Siempre se me resistía el secreto de alguna de sus mil esquinas. Yo había buscado por su cuerpo blanco la última palabra gozosa que la definiera, simple y completa, a mi deseo. Yo había buscado la sombra final, con oros de sol quietos entre cubos de albahacas, que guardase el secreto de sus luces, o, la fuga de sus calles retorcidas, allá en el horizonte de sus barrios del cielo, por si en ella la gitanería daba, en gozo y fiesta, más claro y más libre su secreto. Pero siempre mis manos y mis ojos vacíos.
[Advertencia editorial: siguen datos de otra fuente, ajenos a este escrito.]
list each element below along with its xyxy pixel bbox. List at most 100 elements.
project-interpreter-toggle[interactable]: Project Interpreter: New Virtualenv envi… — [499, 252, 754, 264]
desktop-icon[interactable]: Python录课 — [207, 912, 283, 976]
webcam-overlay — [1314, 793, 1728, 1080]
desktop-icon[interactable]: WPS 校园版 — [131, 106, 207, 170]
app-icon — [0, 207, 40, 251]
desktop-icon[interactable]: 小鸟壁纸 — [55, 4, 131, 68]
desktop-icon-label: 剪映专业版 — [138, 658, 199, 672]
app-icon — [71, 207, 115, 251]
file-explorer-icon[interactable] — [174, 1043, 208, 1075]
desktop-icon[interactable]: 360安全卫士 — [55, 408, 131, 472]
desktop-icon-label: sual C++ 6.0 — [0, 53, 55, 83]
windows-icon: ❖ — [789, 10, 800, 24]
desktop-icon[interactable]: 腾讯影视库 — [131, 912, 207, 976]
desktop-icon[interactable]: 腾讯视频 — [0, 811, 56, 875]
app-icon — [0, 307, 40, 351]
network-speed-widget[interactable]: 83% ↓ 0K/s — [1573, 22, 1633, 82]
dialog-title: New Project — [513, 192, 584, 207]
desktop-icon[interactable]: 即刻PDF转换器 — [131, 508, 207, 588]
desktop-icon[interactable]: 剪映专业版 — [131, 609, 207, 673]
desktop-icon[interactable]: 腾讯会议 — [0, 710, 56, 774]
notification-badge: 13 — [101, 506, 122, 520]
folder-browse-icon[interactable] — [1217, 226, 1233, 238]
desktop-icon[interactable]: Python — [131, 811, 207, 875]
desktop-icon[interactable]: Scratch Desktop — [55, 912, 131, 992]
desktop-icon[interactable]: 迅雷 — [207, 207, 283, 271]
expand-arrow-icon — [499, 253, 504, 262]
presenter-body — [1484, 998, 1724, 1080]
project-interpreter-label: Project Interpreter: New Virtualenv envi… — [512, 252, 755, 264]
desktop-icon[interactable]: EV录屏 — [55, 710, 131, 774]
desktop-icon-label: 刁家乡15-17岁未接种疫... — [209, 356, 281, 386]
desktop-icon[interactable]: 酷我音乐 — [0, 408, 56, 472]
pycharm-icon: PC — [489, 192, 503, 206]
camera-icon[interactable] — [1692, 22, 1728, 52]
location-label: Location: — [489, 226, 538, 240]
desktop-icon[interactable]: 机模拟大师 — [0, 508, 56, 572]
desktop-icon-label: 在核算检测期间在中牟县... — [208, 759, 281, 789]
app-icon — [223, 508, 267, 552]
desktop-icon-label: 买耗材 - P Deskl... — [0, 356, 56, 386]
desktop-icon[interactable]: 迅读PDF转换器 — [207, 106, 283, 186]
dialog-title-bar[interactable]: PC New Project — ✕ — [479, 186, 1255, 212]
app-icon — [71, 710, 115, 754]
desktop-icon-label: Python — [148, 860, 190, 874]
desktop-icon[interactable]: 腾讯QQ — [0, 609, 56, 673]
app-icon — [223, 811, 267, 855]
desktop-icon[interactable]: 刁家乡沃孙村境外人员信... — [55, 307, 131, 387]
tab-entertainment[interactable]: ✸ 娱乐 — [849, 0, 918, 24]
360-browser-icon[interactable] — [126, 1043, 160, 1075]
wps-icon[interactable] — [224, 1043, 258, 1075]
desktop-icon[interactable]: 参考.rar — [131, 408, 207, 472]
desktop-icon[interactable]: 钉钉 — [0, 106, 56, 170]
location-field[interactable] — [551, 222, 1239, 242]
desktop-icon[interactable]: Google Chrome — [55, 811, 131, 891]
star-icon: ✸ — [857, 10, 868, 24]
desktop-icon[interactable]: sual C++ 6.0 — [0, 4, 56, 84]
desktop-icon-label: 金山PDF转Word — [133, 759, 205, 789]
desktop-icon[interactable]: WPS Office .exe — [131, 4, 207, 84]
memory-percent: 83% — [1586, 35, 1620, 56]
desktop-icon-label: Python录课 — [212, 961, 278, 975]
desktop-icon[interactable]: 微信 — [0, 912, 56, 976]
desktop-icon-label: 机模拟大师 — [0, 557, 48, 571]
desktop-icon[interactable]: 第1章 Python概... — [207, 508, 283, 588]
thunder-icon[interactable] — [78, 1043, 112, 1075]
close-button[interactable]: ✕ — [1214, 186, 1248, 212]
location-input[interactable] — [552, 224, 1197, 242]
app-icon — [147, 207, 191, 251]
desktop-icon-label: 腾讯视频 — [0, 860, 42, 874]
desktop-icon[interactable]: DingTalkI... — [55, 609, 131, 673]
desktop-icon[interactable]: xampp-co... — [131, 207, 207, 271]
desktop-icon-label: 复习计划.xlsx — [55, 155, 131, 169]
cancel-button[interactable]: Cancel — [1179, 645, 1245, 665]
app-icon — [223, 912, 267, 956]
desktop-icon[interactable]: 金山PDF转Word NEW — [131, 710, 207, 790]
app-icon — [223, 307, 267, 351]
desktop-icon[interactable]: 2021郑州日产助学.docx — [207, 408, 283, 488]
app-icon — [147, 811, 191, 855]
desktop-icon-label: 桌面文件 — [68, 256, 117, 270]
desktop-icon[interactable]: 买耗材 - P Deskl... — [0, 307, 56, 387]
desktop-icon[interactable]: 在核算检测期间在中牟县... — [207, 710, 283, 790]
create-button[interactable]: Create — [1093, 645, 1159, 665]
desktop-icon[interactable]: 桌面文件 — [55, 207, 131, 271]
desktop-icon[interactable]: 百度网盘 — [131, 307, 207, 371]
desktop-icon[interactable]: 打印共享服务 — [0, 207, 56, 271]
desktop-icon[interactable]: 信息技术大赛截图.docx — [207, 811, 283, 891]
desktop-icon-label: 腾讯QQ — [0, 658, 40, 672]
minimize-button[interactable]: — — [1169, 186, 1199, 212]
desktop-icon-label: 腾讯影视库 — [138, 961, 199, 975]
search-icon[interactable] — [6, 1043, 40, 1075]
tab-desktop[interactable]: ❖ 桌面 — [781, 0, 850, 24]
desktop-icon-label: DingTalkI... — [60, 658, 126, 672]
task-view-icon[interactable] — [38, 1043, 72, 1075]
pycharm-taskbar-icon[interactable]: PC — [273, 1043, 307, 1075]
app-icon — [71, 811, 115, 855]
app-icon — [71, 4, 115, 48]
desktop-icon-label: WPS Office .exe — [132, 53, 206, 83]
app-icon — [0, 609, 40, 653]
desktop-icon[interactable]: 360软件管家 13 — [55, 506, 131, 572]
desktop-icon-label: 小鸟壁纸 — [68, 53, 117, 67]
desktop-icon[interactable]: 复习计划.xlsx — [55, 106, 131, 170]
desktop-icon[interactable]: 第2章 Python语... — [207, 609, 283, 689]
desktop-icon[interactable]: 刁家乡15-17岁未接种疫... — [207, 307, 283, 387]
Yo lo esperaba en el ángulo de todas las horas: por la mañana, cuando el sol dejaba caer su
lenta comba de oro espeso para que saltara el día; a la tarde, en esa trasparencia de aire celeste que le daba la fugitiva corriente del río; en la noche, por si la sombra era más buena con la fuerte desnudez de su bello cuerpo misterioso. Yo quería encontrar a mi ciudad el momento de su angustia, el instante final de su reserva, sorprender su defensa postrera para que se me entregara toda — su secreto — como una mujer, total y absoluta, a mi deseo. Pero siempre la ciudad me huía: se me iba por los trenes del crepúsculo, se me escapaba, loca y descompuesta de alegría, por los espejos errantes del río, o se me deshacía en el aire, en el repique de todas las campanas tiradas al viento desde las torres de la mañana en los barrios llenos de sol, pregones y mujeres.



¿Sería su secreto esta ausencia de línea definidora, este temblor de perfiles inexactos, entrevistos, de sus curvas y sus cielos? ... No. Porque, un día, en la desesperanza, pero ¿qué es esto en mi voz — nos dijimos — este repique en mi risa, esta alegría de giralda en el pecho, estas calles, luces, barrios, fuentes, sombras, fiestas, ríos, jardines, aquí todo, tan vivo —¡y tan lejos! — en mis ojos, en mis manos, en mis labios, en mi frente? ... pues tenía a la ciudad toda, grande e íntima, enorme y chiquita hasta caber bien en mi bolsillo, en mi cartera, en mi voz, dentro, honda, ingrávida y dulce bajo el cielo del pecho. Y la guardé con su secreto difícil, y—por New-York, por París, por Alejandría— la llevo siempre, aquí, en el temblor de mi voz, hecha sólo memoria de calles y de torres, cruces y revueltas, tarde de geráneos, perfume de plaza, patio o jardín, sobre el corazón, sobre los labios, mirándola costantemente en los cines interiores de los ojos, blanca sobre el oro de la tierra andaluza, mía ya, Sevilla, ciudad,  concepto, gloria en mi voz, en mi risa, en mi sangre.